The way I did it was to create a new web.config AppSetting which contains the valid signing URLs for all environments.

 <add key="ValidUrls" value="https://api.myproductiondomain.com/, https://myproductionapp.azurewebsites.net/, http://localhost:59475/" />

In the Startup.MobillApp.cs I'm populating the valid audiences and issuers from this list.

MobileAppSettingsDictionary settings = config.GetMobileAppSettingsProvider().GetMobileAppSettings();

if (string.IsNullOrEmpty(settings.HostName))
{
    // This middleware is intended to be used locally for debugging. By default, HostName will
    // only have a value when running in an App Service application.

    var validUrls = ConfigurationManager.AppSettings["ValidUrls"].Split(',').Select(u => u.Trim()).ToList();

    app.UseAppServiceAuthentication(new AppServiceAuthenticationOptions
    {
        SigningKey = ConfigurationManager.AppSettings["SigningKey"],
        ValidAudiences = validUrls,
        ValidIssuers = validUrls,
        TokenHandler = config.GetAppServiceTokenHandler()
    });
}

Now in my login method before generating the token, I'm checking that the hostname of the current request is in the same AppSetting whitelist.

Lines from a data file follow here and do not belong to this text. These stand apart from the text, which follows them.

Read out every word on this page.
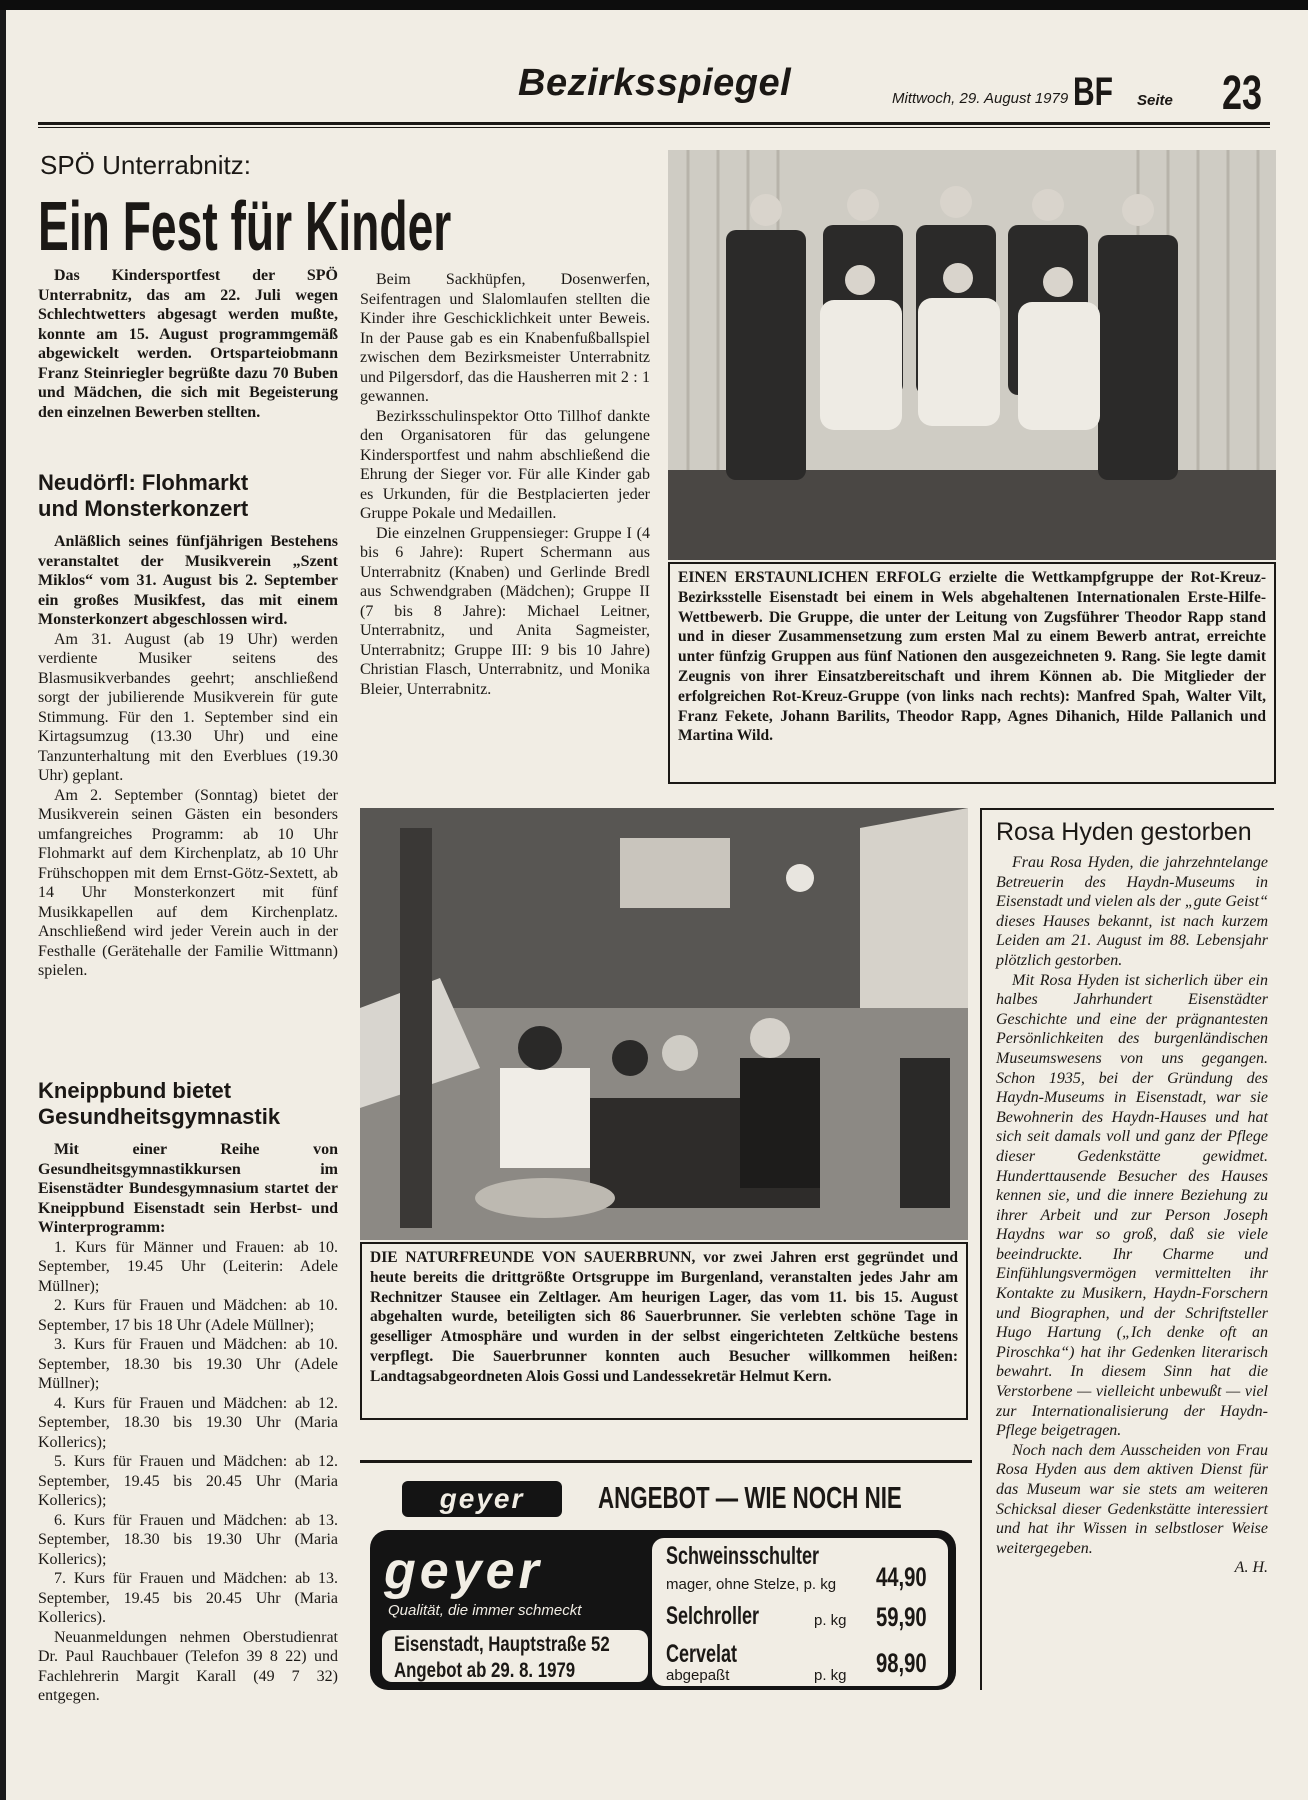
Bezirksspiegel	Mittwoch, 29. August 1979 BF Seite 23
SPÖ Unterrabnitz:
Ein Fest für Kinder

Das Kindersportfest der SPÖ Unterrabnitz, das am 22. Juli wegen Schlechtwetters abgesagt werden mußte, konnte am 15. August programmgemäß abgewickelt werden. Ortsparteiobmann Franz Steinriegler begrüßte dazu 70 Buben und Mädchen, die sich mit Begeisterung den einzelnen Bewerben stellten.

Beim Sackhüpfen, Dosenwerfen, Seifentragen und Slalomlaufen stellten die Kinder ihre Geschicklichkeit unter Beweis. In der Pause gab es ein Knabenfußballspiel zwischen dem Bezirksmeister Unterrabnitz und Pilgersdorf, das die Hausherren mit 2 : 1 gewannen.

Bezirksschulinspektor Otto Tillhof dankte den Organisatoren für das gelungene Kindersportfest und nahm abschließend die Ehrung der Sieger vor. Für alle Kinder gab es Urkunden, für die Bestplacierten jeder Gruppe Pokale und Medaillen.

Die einzelnen Gruppensieger: Gruppe I (4 bis 6 Jahre): Rupert Schermann aus Unterrabnitz (Knaben) und Gerlinde Bredl aus Schwendgraben (Mädchen); Gruppe II (7 bis 8 Jahre): Michael Leitner, Unterrabnitz, und Anita Sagmeister, Unterrabnitz; Gruppe III: 9 bis 10 Jahre) Christian Flasch, Unterrabnitz, und Monika Bleier, Unterrabnitz.

Neudörfl: Flohmarkt
und Monsterkonzert

Anläßlich seines fünfjährigen Bestehens veranstaltet der Musikverein „Szent Miklos“ vom 31. August bis 2. September ein großes Musikfest, das mit einem Monsterkonzert abgeschlossen wird.

Am 31. August (ab 19 Uhr) werden verdiente Musiker seitens des Blasmusikverbandes geehrt; anschließend sorgt der jubilierende Musikverein für gute Stimmung. Für den 1. September sind ein Kirtagsumzug (13.30 Uhr) und eine Tanzunterhaltung mit den Everblues (19.30 Uhr) geplant.

Am 2. September (Sonntag) bietet der Musikverein seinen Gästen ein besonders umfangreiches Programm: ab 10 Uhr Flohmarkt auf dem Kirchenplatz, ab 10 Uhr Frühschoppen mit dem Ernst-Götz-Sextett, ab 14 Uhr Monsterkonzert mit fünf Musikkapellen auf dem Kirchenplatz. Anschließend wird jeder Verein auch in der Festhalle (Gerätehalle der Familie Wittmann) spielen.

Kneippbund bietet
Gesundheitsgymnastik

Mit einer Reihe von Gesundheitsgymnastikkursen im Eisenstädter Bundesgymnasium startet der Kneippbund Eisenstadt sein Herbst- und Winterprogramm:

1. Kurs für Männer und Frauen: ab 10. September, 19.45 Uhr (Leiterin: Adele Müllner);

2. Kurs für Frauen und Mädchen: ab 10. September, 17 bis 18 Uhr (Adele Müllner);

3. Kurs für Frauen und Mädchen: ab 10. September, 18.30 bis 19.30 Uhr (Adele Müllner);

4. Kurs für Frauen und Mädchen: ab 12. September, 18.30 bis 19.30 Uhr (Maria Kollerics);

5. Kurs für Frauen und Mädchen: ab 12. September, 19.45 bis 20.45 Uhr (Maria Kollerics);

6. Kurs für Frauen und Mädchen: ab 13. September, 18.30 bis 19.30 Uhr (Maria Kollerics);

7. Kurs für Frauen und Mädchen: ab 13. September, 19.45 bis 20.45 Uhr (Maria Kollerics).

Neuanmeldungen nehmen Oberstudienrat Dr. Paul Rauchbauer (Telefon 39 8 22) und Fachlehrerin Margit Karall (49 7 32) entgegen.

EINEN ERSTAUNLICHEN ERFOLG erzielte die Wettkampfgruppe der Rot-Kreuz-Bezirksstelle Eisenstadt bei einem in Wels abgehaltenen Internationalen Erste-Hilfe-Wettbewerb. Die Gruppe, die unter der Leitung von Zugsführer Theodor Rapp stand und in dieser Zusammensetzung zum ersten Mal zu einem Bewerb antrat, erreichte unter fünfzig Gruppen aus fünf Nationen den ausgezeichneten 9. Rang. Sie legte damit Zeugnis von ihrer Einsatzbereitschaft und ihrem Können ab. Die Mitglieder der erfolgreichen Rot-Kreuz-Gruppe (von links nach rechts): Manfred Spah, Walter Vilt, Franz Fekete, Johann Barilits, Theodor Rapp, Agnes Dihanich, Hilde Pallanich und Martina Wild.
DIE NATURFREUNDE VON SAUERBRUNN, vor zwei Jahren erst gegründet und heute bereits die drittgrößte Ortsgruppe im Burgenland, veranstalten jedes Jahr am Rechnitzer Stausee ein Zeltlager. Am heurigen Lager, das vom 11. bis 15. August abgehalten wurde, beteiligten sich 86 Sauerbrunner. Sie verlebten schöne Tage in geselliger Atmosphäre und wurden in der selbst eingerichteten Zeltküche bestens verpflegt. Die Sauerbrunner konnten auch Besucher willkommen heißen: Landtagsabgeordneten Alois Gossi und Landessekretär Helmut Kern.
Rosa Hyden gestorben

Frau Rosa Hyden, die jahrzehntelange Betreuerin des Haydn-Museums in Eisenstadt und vielen als der „gute Geist“ dieses Hauses bekannt, ist nach kurzem Leiden am 21. August im 88. Lebensjahr plötzlich gestorben.

Mit Rosa Hyden ist sicherlich über ein halbes Jahrhundert Eisenstädter Geschichte und eine der prägnantesten Persönlichkeiten des burgenländischen Museumswesens von uns gegangen. Schon 1935, bei der Gründung des Haydn-Museums in Eisenstadt, war sie Bewohnerin des Haydn-Hauses und hat sich seit damals voll und ganz der Pflege dieser Gedenkstätte gewidmet. Hunderttausende Besucher des Hauses kennen sie, und die innere Beziehung zu ihrer Arbeit und zur Person Joseph Haydns war so groß, daß sie viele beeindruckte. Ihr Charme und Einfühlungsvermögen vermittelten ihr Kontakte zu Musikern, Haydn-Forschern und Biographen, und der Schriftsteller Hugo Hartung („Ich denke oft an Piroschka“) hat ihr Gedenken literarisch bewahrt. In diesem Sinn hat die Verstorbene — vielleicht unbewußt — viel zur Internationalisierung der Haydn-Pflege beigetragen.

Noch nach dem Ausscheiden von Frau Rosa Hyden aus dem aktiven Dienst für das Museum war sie stets am weiteren Schicksal dieser Gedenkstätte interessiert und hat ihr Wissen in selbstloser Weise weitergegeben.

A. H.

geyer	ANGEBOT — WIE NOCH NIE
geyer
Qualität, die immer schmeckt
Eisenstadt, Hauptstraße 52
Angebot ab 29. 8. 1979
Schweinsschulter
mager, ohne Stelze, p. kg 44,90
Selchroller	p. kg 59,90
Cervelat
abgepaßt	p. kg 98,90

If it's valid use the current hostname as the Audience and Issuer for my token.

Something like this;

    // Get current URL
    var signingUrl = $"{this.Request.RequestUri.Scheme}://{this.Request.RequestUri.Authority}/";

    // Get list from AppSetting
    var validUrls = ConfigurationManager.AppSettings["ValidUrls"].Split(',').Select(u => u.Trim()).ToList();

    // Ensure current url is in whitelist
    if (!validUrls.Contains(signingUrl))
    {
        return this.Request.CreateUnauthorizedResponse();
    }


    var claims = new Claim[]
    {
        new Claim(JwtRegisteredClaimNames.Sub, user.Id),          
    };

    var signingKey = this.GetSigningKey();

    // Sign token with this
    var audience = signingUrl;
    var issuer = signingUrl; 


    // Set expirey
    var expiry = TimeSpan.FromHours(72);

    // Generate token
    JwtSecurityToken token = AppServiceLoginHandler.CreateToken(
        claims,
        signingKey,
        audience,
        issuer,
        expiry
        );
0
votes

We actually just made a set of updates which allow you to set audiences in the portal. If you return to the AAD settings under App Service Authentication / Authorization, you should see some new options under the "Advanced" tab. This includes an editable list of allowed token audiences.